By Darryl Gove on Apr 12, 2007
The training workloads in CPU2006 are pretty good. Surprisingly, as pointed out in the paper, SPEC didn't have to change many of the workloads to make this happen. This supports the hypothesis that generally programs run through the same code paths regardless of the input.
What I like about this work is that it provides a way of assessing training workload quality. This directly addresses one of the concerns of some people about using profile feedback for optimisation: whether the selected training workload is going to be a bad choice for their actual workload.
In terms of the methodology, it's tempting to think that the best test would be to measure performance before and after. That particular approach was rejected because the performance gain is a function of both the quality of the training workload, and the ability of the compiler to exploit that workload (together with a fair mix of whether there is anything the compiler can do to improve performance even with the knowledge). So a performance gain doesn't necessarily mean a good quality training workload, and the absence of a gain doesn't necessarily mean a poor quality training workload.

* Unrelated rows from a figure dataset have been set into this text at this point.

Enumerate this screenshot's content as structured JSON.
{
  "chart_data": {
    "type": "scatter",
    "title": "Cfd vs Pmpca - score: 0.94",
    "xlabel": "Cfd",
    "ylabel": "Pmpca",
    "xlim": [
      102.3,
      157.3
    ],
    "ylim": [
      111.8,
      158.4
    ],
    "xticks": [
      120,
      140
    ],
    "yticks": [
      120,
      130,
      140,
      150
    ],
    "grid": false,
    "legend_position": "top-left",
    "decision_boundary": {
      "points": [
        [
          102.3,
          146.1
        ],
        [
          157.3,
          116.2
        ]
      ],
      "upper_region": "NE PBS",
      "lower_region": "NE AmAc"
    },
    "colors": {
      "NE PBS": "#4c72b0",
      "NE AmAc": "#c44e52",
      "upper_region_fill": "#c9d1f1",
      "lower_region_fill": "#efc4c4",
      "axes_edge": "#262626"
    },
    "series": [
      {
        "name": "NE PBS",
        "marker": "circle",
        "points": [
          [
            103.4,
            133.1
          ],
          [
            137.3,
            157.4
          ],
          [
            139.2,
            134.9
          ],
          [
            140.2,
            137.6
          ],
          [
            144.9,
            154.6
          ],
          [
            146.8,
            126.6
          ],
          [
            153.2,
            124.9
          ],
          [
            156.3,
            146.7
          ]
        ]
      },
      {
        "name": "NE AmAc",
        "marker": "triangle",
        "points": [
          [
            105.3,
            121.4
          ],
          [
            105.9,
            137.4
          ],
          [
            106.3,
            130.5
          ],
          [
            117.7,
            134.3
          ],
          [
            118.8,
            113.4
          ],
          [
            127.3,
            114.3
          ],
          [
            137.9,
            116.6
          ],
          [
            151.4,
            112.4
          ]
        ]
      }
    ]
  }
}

The final metrics of code coverage and branch behaviour are about as hardware/compiler independent as possible. It should be possible to break down any program on any hardware to a very similar blocks even if the instructions in those blocks end up being different. So the approach seemed particularly good when evaluating cross platform benchmarks.
For those interested in using this method, there's a pretty detailed how-to guide on the developer portal.